The Court has examined the Grand Jury minutes pursuant to the Defendant's notice of omnibus motion received on March 7, 2025, together with an Attorney Affirmation of Michael E. Benedict, Esq., received on March 7, 2025. In opposition, the People have submitted an Answering Affirmation of Assistant District Attorney Sarah N. Pittman, affirmed on March 10, 2025.[FN1]
The evidence presented to the Grand Jury has been examined in accord with the Defendant's application pursuant to CPL § 210.30(2).
CPL § 190.65(1) provides that the Grand Jury may indict when:
"(a) the evidence before it is legally sufficient to establish that such person committed such offense.... and (b) competent and admissible evidence before it provides reasonable cause to believe that such person committed such offense."
"The first prong of the statute requires that the People present a prima facie case; and the second dictates the degree of certitude grand jurors must possess to indict. Furthermore, on a motion to dismiss an indictment under CPL § 210.20(1)(b), the inquiry of the reviewing court is limited to the legal sufficiency of the evidence; the court may not examine the adequacy of the proof to establish reasonable cause, since that inquiry is exclusively the province of the Grand Jury". See People v. Jennings, 69 NY2d 103; See People v. Swamp, 84 NY2d 725.
The issue confronting this Court is whether legally sufficient evidence was presented to the Grand Jury with respect to the value of the stolen vehicle. Here, the victim only stated "Yes, it was" when the ADA asked if the car was worth more than $100. After a review of statutory authority and case law interpreting the same, an unsupported statement of value by the owner is not legally sufficient to establish the value of property (See People v. Loomis, 56 AD3d 1046, 1047 [3rd Dep't 2008])(holding that evidence of value was insufficient since "the only evidence of value was a single statement by the victim that the items were worth "approximately $3,600"); (People v.

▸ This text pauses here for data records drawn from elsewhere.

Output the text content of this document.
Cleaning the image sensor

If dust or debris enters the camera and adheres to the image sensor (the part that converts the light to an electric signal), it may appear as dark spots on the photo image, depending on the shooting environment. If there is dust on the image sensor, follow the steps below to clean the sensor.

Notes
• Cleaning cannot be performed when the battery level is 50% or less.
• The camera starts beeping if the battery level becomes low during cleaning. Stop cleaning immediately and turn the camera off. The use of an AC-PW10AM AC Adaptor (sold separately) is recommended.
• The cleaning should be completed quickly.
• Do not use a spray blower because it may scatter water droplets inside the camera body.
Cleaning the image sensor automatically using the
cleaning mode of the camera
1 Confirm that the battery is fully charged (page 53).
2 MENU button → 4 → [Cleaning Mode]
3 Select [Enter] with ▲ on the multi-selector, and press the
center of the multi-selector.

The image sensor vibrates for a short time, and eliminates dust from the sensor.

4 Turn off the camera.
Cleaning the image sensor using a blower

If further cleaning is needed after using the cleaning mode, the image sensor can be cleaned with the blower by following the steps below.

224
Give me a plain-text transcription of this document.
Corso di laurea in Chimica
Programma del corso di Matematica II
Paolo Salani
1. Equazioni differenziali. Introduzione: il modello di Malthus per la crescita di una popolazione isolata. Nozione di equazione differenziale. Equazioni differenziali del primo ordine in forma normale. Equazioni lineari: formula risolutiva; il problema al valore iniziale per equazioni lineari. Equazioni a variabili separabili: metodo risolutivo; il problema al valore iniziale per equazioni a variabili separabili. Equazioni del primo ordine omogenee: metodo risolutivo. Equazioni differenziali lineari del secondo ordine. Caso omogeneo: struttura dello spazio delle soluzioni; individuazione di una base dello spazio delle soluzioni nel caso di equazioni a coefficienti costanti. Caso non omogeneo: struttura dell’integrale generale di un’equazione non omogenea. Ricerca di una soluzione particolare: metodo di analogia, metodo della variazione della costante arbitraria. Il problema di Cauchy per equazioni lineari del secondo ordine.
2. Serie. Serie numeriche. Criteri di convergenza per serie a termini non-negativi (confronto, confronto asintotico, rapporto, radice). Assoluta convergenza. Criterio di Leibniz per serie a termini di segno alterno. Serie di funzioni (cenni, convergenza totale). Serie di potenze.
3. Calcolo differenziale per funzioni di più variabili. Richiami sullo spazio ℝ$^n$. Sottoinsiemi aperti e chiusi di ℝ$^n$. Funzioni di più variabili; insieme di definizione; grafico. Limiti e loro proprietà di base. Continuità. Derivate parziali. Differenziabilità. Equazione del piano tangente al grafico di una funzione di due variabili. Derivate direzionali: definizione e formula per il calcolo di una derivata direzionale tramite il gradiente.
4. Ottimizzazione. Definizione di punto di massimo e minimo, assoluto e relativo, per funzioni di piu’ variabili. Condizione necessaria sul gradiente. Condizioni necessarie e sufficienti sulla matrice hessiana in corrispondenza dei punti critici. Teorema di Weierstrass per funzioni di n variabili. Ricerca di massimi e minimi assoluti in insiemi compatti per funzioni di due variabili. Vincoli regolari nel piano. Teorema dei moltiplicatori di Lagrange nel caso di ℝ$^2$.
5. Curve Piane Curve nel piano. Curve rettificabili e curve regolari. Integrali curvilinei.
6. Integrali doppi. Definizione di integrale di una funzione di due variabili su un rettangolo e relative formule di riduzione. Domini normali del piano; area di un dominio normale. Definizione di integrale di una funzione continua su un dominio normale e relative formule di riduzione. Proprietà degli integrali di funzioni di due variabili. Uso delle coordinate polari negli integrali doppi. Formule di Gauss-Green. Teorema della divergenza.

Lopez, 79 NY2d 402), (the Court of Appeals held that the owner's statement of value in conclusory terms of the allegedly stolen property and the amount of physical damage to it, without indicating the basis for that valuation, did not sustain an indictment where value is an element of the offense charged).
In order for the victim's statement to suffice, it must include the basis for the victim's knowledge of the asserted value, which could be submitted in an affidavit by the owner submitted to a grand jury pursuant to NY Crim. Proc. Law § 190.30(3)(c). In appropriate circumstances, the price for which the property was purchased may provide a sufficient basis to establish its value if the purchase was close in time to the theft (see People v. Loomis, 56 AD3d 1046 [3rd Dep't 2008]). With older vehicles, courts have recognized that even without explicit testimony regarding market value, evidence regarding purchase price, the date of purchase and the condition of the items taken could, in certain circumstances, could permit a reasonable inference as to an item's market value (see People v. Seador, 169 AD3d 619, 620; People v. Vandemortel, 122 AD3d 1333; People v. Markellos, 69 Misc 3d 1209(A)).
Based on the above, the sole count of the Indictment is DISMISSED accordingly with leave to represent within 30 days from the date of this order.[FN2]
This Decision constitutes the Order of this Court.